Buddhism is a religion without a god or a creed, yet it's a way of life for four hundred million. It seeks
no converts and strives only to relieve suffering. This blog offers no high teaching but only practical observations, mostly about the daily news. You can write me at email@example.com.
December 13, 2011|By Mohammed Jamjoom and Saad Abedine, CNN
Saudi woman beheaded for 'sorcery'
A woman was beheaded in Saudi Arabia for practicing witchcraft and sorcery, the kingdom's Interior Ministry said, prompting Amnesty International to call for a halt in executions there.
Amina bint Abdel Halim Nassar was executed Monday for having "committed the practice of witchcraft and sorcery," according to an Interior Ministry statement. Nassar was investigated before her arrest and was "convicted of what she was accused of based on the law," the statement said. Her beheading took place in the Qariyat province of the region of Al-Jawf, the ministry said.
The Practical Buddhist Responds
Tomorrow I'll write about Mitchell Sims, who's been on California's death row for 24 years. His current appeal is technical, based on the yet-again revised killing method proposed by the state. He's winning this one, so far.
People don't seem to care much about Sims or his 744 condemned fellow-inmates, long ago sentenced to death for crimes of hate and greed and passion, or just being in the wrong place at the wrong time.

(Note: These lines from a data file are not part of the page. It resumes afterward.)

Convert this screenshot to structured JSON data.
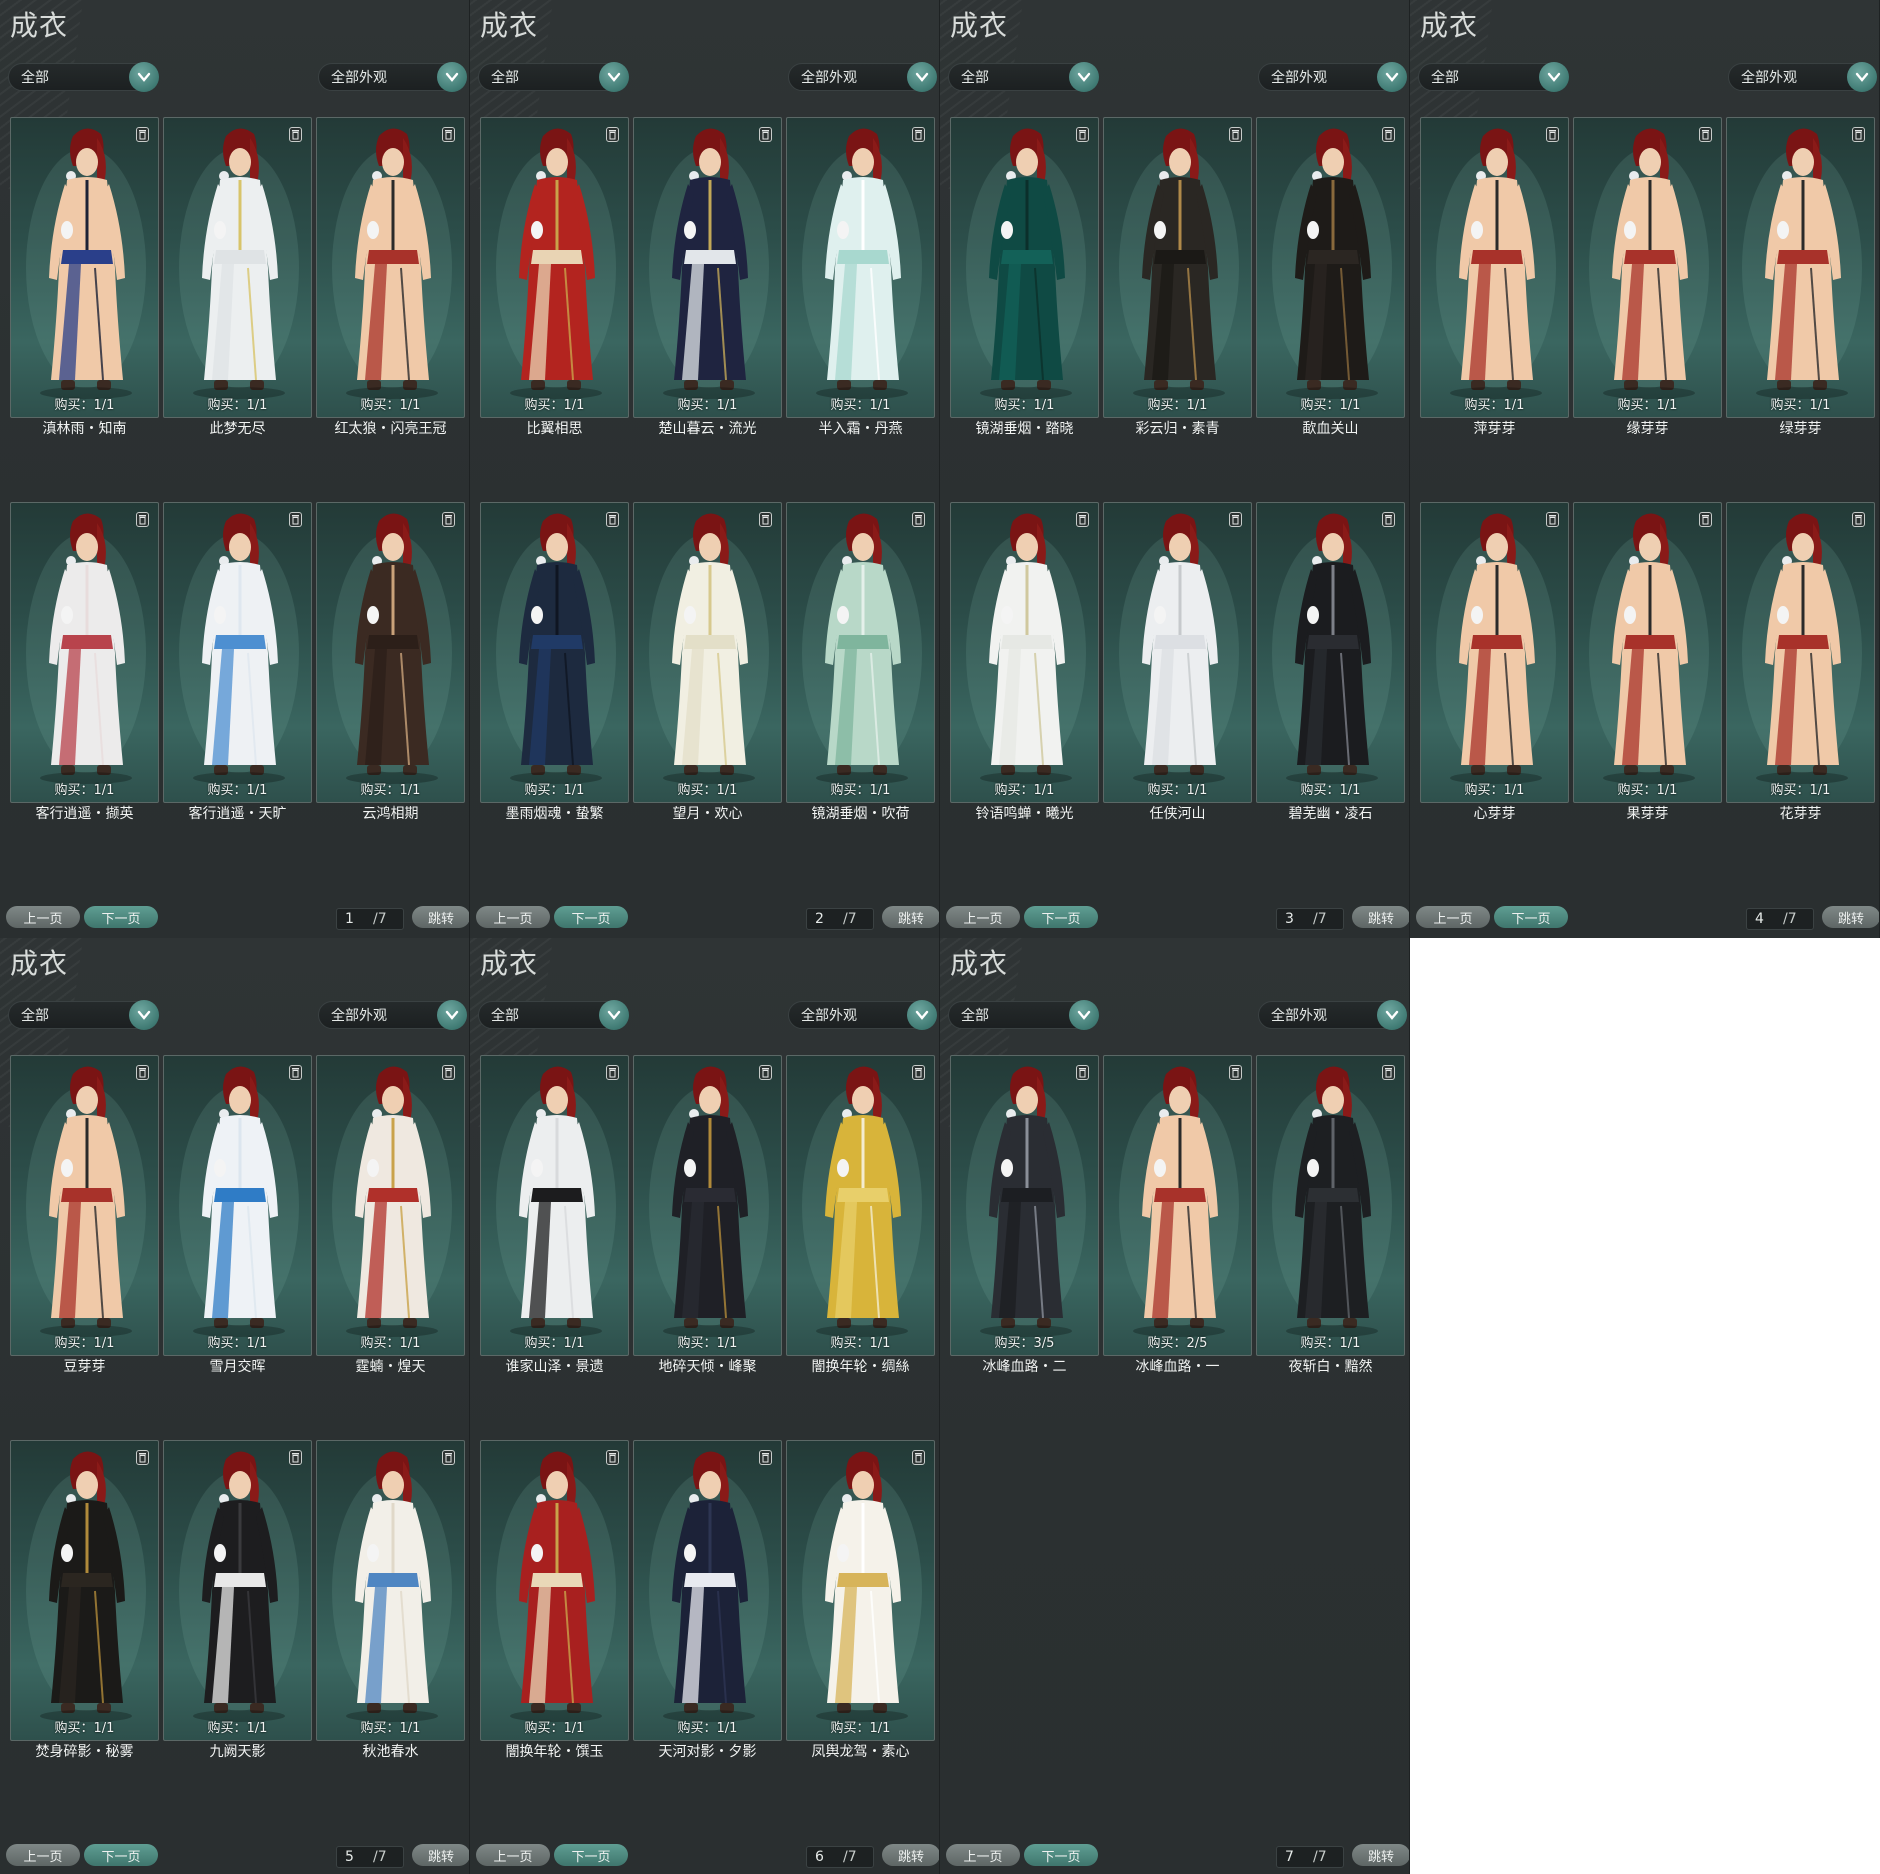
{
  "panels": [
    {
      "title": "成衣",
      "category": "全部",
      "appearance": "全部外观",
      "items": [
        {
          "name": "滇林雨・知南",
          "buy": "购买：1/1",
          "colors": [
            "#f0c9a8",
            "#2a3f8a",
            "#1c2236"
          ]
        },
        {
          "name": "此梦无尽",
          "buy": "购买：1/1",
          "colors": [
            "#eceff0",
            "#dfe3e5",
            "#d8c46a"
          ]
        },
        {
          "name": "红太狼・闪亮王冠",
          "buy": "购买：1/1",
          "colors": [
            "#f0c9a8",
            "#a8322a",
            "#2a2a2a"
          ]
        },
        {
          "name": "客行逍遥・撷英",
          "buy": "购买：1/1",
          "colors": [
            "#ecebeb",
            "#b8434c",
            "#e8dcdc"
          ]
        },
        {
          "name": "客行逍遥・天旷",
          "buy": "购买：1/1",
          "colors": [
            "#eef1f4",
            "#4d8fd1",
            "#dfe7ef"
          ]
        },
        {
          "name": "云鸿相期",
          "buy": "购买：1/1",
          "colors": [
            "#3b2a22",
            "#2c1f19",
            "#caa27a"
          ]
        }
      ],
      "prev": "上一页",
      "next": "下一页",
      "page": "1",
      "total": "/7",
      "jump": "跳转"
    },
    {
      "title": "成衣",
      "category": "全部",
      "appearance": "全部外观",
      "items": [
        {
          "name": "比翼相思",
          "buy": "购买：1/1",
          "colors": [
            "#b3241f",
            "#e9d4b4",
            "#c9a24a"
          ]
        },
        {
          "name": "楚山暮云・流光",
          "buy": "购买：1/1",
          "colors": [
            "#1f2440",
            "#e2e6ea",
            "#c2a858"
          ]
        },
        {
          "name": "半入霜・丹燕",
          "buy": "购买：1/1",
          "colors": [
            "#dff0ee",
            "#a8d8cf",
            "#ffffff"
          ]
        },
        {
          "name": "墨雨烟魂・蛰繁",
          "buy": "购买：1/1",
          "colors": [
            "#1d2a3f",
            "#203a66",
            "#0f1522"
          ]
        },
        {
          "name": "望月・欢心",
          "buy": "购买：1/1",
          "colors": [
            "#f1efe2",
            "#e3dfc8",
            "#d7c98e"
          ]
        },
        {
          "name": "镜湖垂烟・吹荷",
          "buy": "购买：1/1",
          "colors": [
            "#b8d8c8",
            "#7fb59d",
            "#e4f0ea"
          ]
        }
      ],
      "prev": "上一页",
      "next": "下一页",
      "page": "2",
      "total": "/7",
      "jump": "跳转"
    },
    {
      "title": "成衣",
      "category": "全部",
      "appearance": "全部外观",
      "items": [
        {
          "name": "镜湖垂烟・踏晓",
          "buy": "购买：1/1",
          "colors": [
            "#0f4a44",
            "#136158",
            "#0b2f2b"
          ]
        },
        {
          "name": "彩云归・素青",
          "buy": "购买：1/1",
          "colors": [
            "#2a2723",
            "#1b1916",
            "#b08a4a"
          ]
        },
        {
          "name": "歃血关山",
          "buy": "购买：1/1",
          "colors": [
            "#1e1b18",
            "#2b2622",
            "#8a6a3c"
          ]
        },
        {
          "name": "铃语鸣蝉・曦光",
          "buy": "购买：1/1",
          "colors": [
            "#f1f2f0",
            "#e6e8e4",
            "#d0c89e"
          ]
        },
        {
          "name": "任侠河山",
          "buy": "购买：1/1",
          "colors": [
            "#eceef0",
            "#dcdfe3",
            "#c6c9cc"
          ]
        },
        {
          "name": "碧芜幽・凌石",
          "buy": "购买：1/1",
          "colors": [
            "#1b1c1f",
            "#2a2c31",
            "#7d8088"
          ]
        }
      ],
      "prev": "上一页",
      "next": "下一页",
      "page": "3",
      "total": "/7",
      "jump": "跳转"
    },
    {
      "title": "成衣",
      "category": "全部",
      "appearance": "全部外观",
      "items": [
        {
          "name": "萍芽芽",
          "buy": "购买：1/1",
          "colors": [
            "#f0c9a8",
            "#a8322a",
            "#2a2a2a"
          ]
        },
        {
          "name": "缘芽芽",
          "buy": "购买：1/1",
          "colors": [
            "#f0c9a8",
            "#a8322a",
            "#2a2a2a"
          ]
        },
        {
          "name": "绿芽芽",
          "buy": "购买：1/1",
          "colors": [
            "#f0c9a8",
            "#a8322a",
            "#2a2a2a"
          ]
        },
        {
          "name": "心芽芽",
          "buy": "购买：1/1",
          "colors": [
            "#f0c9a8",
            "#a8322a",
            "#2a2a2a"
          ]
        },
        {
          "name": "果芽芽",
          "buy": "购买：1/1",
          "colors": [
            "#f0c9a8",
            "#a8322a",
            "#2a2a2a"
          ]
        },
        {
          "name": "花芽芽",
          "buy": "购买：1/1",
          "colors": [
            "#f0c9a8",
            "#a8322a",
            "#2a2a2a"
          ]
        }
      ],
      "prev": "上一页",
      "next": "下一页",
      "page": "4",
      "total": "/7",
      "jump": "跳转"
    },
    {
      "title": "成衣",
      "category": "全部",
      "appearance": "全部外观",
      "items": [
        {
          "name": "豆芽芽",
          "buy": "购买：1/1",
          "colors": [
            "#f0c9a8",
            "#a8322a",
            "#2a2a2a"
          ]
        },
        {
          "name": "雪月交晖",
          "buy": "购买：1/1",
          "colors": [
            "#eef2f6",
            "#2f7cc6",
            "#dce6ef"
          ]
        },
        {
          "name": "霆蝻・煌天",
          "buy": "购买：1/1",
          "colors": [
            "#efe8e0",
            "#b0302a",
            "#c9a24a"
          ]
        },
        {
          "name": "焚身碎影・秘雾",
          "buy": "购买：1/1",
          "colors": [
            "#1b1a18",
            "#2b2620",
            "#b08a3a"
          ]
        },
        {
          "name": "九阙天影",
          "buy": "购买：1/1",
          "colors": [
            "#1d1d1f",
            "#e8e8e8",
            "#3a3a3d"
          ]
        },
        {
          "name": "秋池春水",
          "buy": "购买：1/1",
          "colors": [
            "#f2efe8",
            "#4f86c2",
            "#e0d8c8"
          ]
        }
      ],
      "prev": "上一页",
      "next": "下一页",
      "page": "5",
      "total": "/7",
      "jump": "跳转"
    },
    {
      "title": "成衣",
      "category": "全部",
      "appearance": "全部外观",
      "items": [
        {
          "name": "谁家山泽・景遗",
          "buy": "购买：1/1",
          "colors": [
            "#eceeef",
            "#1c1c1e",
            "#d8dadc"
          ]
        },
        {
          "name": "地碎天倾・峰聚",
          "buy": "购买：1/1",
          "colors": [
            "#1f2026",
            "#2a2b33",
            "#b08a3a"
          ]
        },
        {
          "name": "闇换年轮・绸絲",
          "buy": "购买：1/1",
          "colors": [
            "#d8b43a",
            "#e8cf6a",
            "#f4ecd0"
          ]
        },
        {
          "name": "闇换年轮・馔玉",
          "buy": "购买：1/1",
          "colors": [
            "#a8201f",
            "#e9d8b8",
            "#c9a24a"
          ]
        },
        {
          "name": "天河对影・夕影",
          "buy": "购买：1/1",
          "colors": [
            "#1c2238",
            "#e8eaf0",
            "#2d3552"
          ]
        },
        {
          "name": "凤舆龙驾・素心",
          "buy": "购买：1/1",
          "colors": [
            "#f5f2ea",
            "#d7b45a",
            "#ffffff"
          ]
        }
      ],
      "prev": "上一页",
      "next": "下一页",
      "page": "6",
      "total": "/7",
      "jump": "跳转"
    },
    {
      "title": "成衣",
      "category": "全部",
      "appearance": "全部外观",
      "items": [
        {
          "name": "冰峰血路・二",
          "buy": "购买：3/5",
          "colors": [
            "#2a2d33",
            "#1c1e22",
            "#8a8f98"
          ]
        },
        {
          "name": "冰峰血路・一",
          "buy": "购买：2/5",
          "colors": [
            "#f0c9a8",
            "#a8322a",
            "#2a2a2a"
          ]
        },
        {
          "name": "夜斩白・黯然",
          "buy": "购买：1/1",
          "colors": [
            "#1d1f22",
            "#2c2f33",
            "#5f6369"
          ]
        }
      ],
      "prev": "上一页",
      "next": "下一页",
      "page": "7",
      "total": "/7",
      "jump": "跳转"
    }
  ]
}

Amina Nassar is another story. She was killed for "sorcery." She sold potions to the lovelorn and others hoping for magic. Her death horrifies and shocks. It convinces us that the Saudi kingdom is medieval and cruel.
In a land still enamored of killing its criminals, sorcery is not on the list of capital crimes. In fact we celebrate it. Outrageously expensive scents and cosmetics promise to bring beauty and adoration. Everyone knows these are lies. No one cares.
In Saudi Arabia you can be killed for making fake potions and false promises. Here they will make you rich.